Mesures thérapeutiques
Le traitement médicamenteux des troubles émotionnels ne diffère pas de l’approche habituelle des patients non atteints de SEP. Des psychothérapies, des thérapies sociales et cognitivo-comportementales et des médicaments sont utilisés. Les médicaments préférés sont les inhibiteurs sélectifs de la recapture de la sérotonine et de la sérotonine-noradrénaline en raison de leur profil d’effets secondaires favorable et de leur faible potentiel d’interaction. Des antipsychotiques peuvent également être utilisés. Les patients atteints de SEP sont souvent très sensibles à ces médicaments, des dyskinésies peuvent par exemple apparaître avec de faibles doses d’antipsychotiques. L’utilisation de neuroleptiques atypiques est donc à privilégier. Il est également recommandé de procéder à un dosage lent. La confrontation avec la maladie, et en particulier le risque nettement accru de suicide, rend souvent nécessaire une psychothérapie. Des méta-analyses ont démontré l’efficacité de la thérapie cognitivo-comportementale pour traiter les troubles émotionnels chez les patients atteints de SEP [24]. L’idéal est une collaboration étroite entre les médecins généralistes, les neurologues, les psychologues, les psychiatres et les personnes concernées, avec la participation des proches. Ces derniers sont également touchés par les conséquences de la maladie.
En cas de troubles comportementaux et cognitifs, un suivi neuropsychologique et une ergothérapie peuvent notamment être utilisés à des fins thérapeutiques. Dans ce cas, il semble qu’une combinaison de thérapies réparatrices et compensatoires soit particulièrement efficace [25]. Les thérapies restauratrices peuvent être réalisées par le patient lui-même (par exemple sur ordinateur), tandis que les thérapies compensatoires doivent généralement être enseignées par un thérapeute. Il existe à cet égard des méthodes établies et publiées, par exemple pour l’amélioration des fonctions de la mémoire ou pour les capacités de planification [26,27]. En cas de fatigue, il est également recommandé de pratiquer régulièrement un sport d’endurance.
Messages Take-Home
- La sclérose en plaques est une maladie chronique incurable à ce jour, qui peut avoir un impact négatif sur la vie sociale et professionnelle.
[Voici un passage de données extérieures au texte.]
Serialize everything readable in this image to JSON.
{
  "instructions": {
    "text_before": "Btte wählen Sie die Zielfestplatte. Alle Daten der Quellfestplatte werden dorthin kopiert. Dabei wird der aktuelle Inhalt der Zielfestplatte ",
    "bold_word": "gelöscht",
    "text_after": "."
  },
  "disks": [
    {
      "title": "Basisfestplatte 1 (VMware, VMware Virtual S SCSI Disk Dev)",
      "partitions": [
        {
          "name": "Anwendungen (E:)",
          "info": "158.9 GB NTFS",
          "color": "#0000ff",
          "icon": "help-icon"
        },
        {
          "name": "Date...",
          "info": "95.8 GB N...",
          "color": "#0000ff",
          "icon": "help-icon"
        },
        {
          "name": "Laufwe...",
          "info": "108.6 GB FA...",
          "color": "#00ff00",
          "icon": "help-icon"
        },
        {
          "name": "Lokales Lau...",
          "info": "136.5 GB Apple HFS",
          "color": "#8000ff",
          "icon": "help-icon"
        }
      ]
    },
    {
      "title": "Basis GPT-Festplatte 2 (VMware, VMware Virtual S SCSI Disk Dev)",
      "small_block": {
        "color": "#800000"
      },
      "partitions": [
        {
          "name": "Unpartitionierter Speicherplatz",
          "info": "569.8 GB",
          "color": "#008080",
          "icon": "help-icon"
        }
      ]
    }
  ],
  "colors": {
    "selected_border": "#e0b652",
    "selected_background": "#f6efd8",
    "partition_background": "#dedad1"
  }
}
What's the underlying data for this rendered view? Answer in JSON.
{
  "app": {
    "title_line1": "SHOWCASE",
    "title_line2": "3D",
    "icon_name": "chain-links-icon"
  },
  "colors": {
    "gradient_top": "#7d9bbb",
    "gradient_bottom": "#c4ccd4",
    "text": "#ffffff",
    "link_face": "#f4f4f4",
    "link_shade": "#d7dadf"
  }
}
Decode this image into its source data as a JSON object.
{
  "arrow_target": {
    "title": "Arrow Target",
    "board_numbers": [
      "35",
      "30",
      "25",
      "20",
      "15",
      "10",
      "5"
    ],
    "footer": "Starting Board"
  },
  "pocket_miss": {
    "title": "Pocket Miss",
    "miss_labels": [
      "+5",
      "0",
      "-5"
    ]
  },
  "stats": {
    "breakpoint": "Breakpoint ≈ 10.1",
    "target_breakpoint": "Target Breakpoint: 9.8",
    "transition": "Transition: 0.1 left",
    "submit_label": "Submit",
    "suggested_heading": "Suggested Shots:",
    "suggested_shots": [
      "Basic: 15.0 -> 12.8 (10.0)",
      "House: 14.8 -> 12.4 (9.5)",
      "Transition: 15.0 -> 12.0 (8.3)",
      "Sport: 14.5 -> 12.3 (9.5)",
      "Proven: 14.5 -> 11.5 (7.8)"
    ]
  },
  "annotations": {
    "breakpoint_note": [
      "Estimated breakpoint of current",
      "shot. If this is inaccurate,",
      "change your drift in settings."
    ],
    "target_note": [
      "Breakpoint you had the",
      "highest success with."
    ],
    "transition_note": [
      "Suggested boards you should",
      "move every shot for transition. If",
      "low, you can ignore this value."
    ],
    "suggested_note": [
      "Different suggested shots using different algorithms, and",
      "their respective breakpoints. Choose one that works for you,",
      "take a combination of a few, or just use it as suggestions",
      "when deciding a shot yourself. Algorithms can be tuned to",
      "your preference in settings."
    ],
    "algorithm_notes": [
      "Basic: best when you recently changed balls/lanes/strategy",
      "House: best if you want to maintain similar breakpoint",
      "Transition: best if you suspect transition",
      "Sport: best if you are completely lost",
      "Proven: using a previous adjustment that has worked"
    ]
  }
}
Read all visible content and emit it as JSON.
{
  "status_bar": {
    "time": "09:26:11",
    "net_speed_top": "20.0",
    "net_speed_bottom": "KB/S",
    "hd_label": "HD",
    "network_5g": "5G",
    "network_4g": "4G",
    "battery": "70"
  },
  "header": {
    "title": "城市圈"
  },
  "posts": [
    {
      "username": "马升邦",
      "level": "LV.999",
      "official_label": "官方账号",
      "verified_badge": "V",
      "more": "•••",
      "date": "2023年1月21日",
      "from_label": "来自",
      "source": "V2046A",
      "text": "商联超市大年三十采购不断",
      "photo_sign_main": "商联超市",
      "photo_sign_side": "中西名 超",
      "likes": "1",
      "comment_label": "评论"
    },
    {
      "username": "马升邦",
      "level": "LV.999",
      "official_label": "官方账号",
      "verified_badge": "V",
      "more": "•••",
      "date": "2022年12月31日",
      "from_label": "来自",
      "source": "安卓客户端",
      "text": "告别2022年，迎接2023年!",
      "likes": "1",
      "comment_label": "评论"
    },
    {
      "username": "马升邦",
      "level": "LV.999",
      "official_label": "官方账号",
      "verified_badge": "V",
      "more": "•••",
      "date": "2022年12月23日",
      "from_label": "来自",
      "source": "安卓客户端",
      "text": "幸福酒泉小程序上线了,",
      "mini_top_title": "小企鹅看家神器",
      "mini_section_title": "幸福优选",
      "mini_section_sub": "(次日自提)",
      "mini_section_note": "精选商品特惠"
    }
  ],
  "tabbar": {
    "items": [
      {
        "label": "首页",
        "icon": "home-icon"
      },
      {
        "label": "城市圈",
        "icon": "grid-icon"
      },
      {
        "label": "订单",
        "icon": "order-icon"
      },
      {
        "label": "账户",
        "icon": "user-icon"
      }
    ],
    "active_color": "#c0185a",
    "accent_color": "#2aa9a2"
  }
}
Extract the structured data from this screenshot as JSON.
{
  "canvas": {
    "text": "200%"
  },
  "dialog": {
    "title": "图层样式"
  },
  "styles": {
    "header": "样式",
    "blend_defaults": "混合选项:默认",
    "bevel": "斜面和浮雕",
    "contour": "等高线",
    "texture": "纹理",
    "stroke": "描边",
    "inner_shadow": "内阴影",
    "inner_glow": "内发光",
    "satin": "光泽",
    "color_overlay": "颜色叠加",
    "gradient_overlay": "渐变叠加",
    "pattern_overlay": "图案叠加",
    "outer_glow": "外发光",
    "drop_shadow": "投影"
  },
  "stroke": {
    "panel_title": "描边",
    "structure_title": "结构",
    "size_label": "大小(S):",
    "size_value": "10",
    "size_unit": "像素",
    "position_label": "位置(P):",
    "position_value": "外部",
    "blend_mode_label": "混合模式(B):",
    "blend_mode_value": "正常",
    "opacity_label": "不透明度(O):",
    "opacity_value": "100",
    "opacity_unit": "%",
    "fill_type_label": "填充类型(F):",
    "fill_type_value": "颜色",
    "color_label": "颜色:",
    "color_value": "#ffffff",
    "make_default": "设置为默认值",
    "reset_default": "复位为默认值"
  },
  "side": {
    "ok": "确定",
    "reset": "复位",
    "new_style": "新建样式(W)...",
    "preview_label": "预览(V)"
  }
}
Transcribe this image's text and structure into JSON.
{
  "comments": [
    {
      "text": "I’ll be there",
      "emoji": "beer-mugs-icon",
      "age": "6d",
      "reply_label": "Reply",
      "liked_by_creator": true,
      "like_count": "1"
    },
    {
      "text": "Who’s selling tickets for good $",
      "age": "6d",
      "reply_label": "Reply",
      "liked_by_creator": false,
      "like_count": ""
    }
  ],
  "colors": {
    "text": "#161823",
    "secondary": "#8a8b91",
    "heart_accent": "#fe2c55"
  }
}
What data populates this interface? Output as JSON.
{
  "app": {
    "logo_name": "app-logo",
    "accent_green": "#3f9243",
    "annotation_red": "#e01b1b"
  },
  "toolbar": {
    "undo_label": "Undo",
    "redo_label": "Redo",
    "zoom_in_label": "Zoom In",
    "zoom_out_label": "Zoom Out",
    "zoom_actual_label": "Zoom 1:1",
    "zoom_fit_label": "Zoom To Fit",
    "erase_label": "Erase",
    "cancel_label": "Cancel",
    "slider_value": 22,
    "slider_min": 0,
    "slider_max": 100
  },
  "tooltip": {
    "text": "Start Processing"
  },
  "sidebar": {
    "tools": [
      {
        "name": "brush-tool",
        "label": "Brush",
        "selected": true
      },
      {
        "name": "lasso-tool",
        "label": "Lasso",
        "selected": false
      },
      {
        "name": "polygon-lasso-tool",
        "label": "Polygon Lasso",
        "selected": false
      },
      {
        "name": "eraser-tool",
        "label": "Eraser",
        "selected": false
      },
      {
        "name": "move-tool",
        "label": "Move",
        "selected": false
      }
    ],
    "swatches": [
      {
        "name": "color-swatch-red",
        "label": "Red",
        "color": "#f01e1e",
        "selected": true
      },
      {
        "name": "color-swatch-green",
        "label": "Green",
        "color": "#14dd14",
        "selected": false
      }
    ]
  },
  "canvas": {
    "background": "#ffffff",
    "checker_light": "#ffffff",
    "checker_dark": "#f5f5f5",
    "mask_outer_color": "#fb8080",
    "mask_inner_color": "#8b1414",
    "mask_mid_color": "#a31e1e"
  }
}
- Outre les symptômes physiques, les troubles comportementaux, émotionnels et cognitifs ont un impact considérable sur les performances et la qualité de vie. Il est donc important de les identifier et de mettre en place des mesures thérapeutiques.
- Plusieurs outils de diagnostic validés sont disponibles. Une approche multimodale intégrant des composantes médicamenteuses et comportementales s’est avérée utile comme mesure de traitement.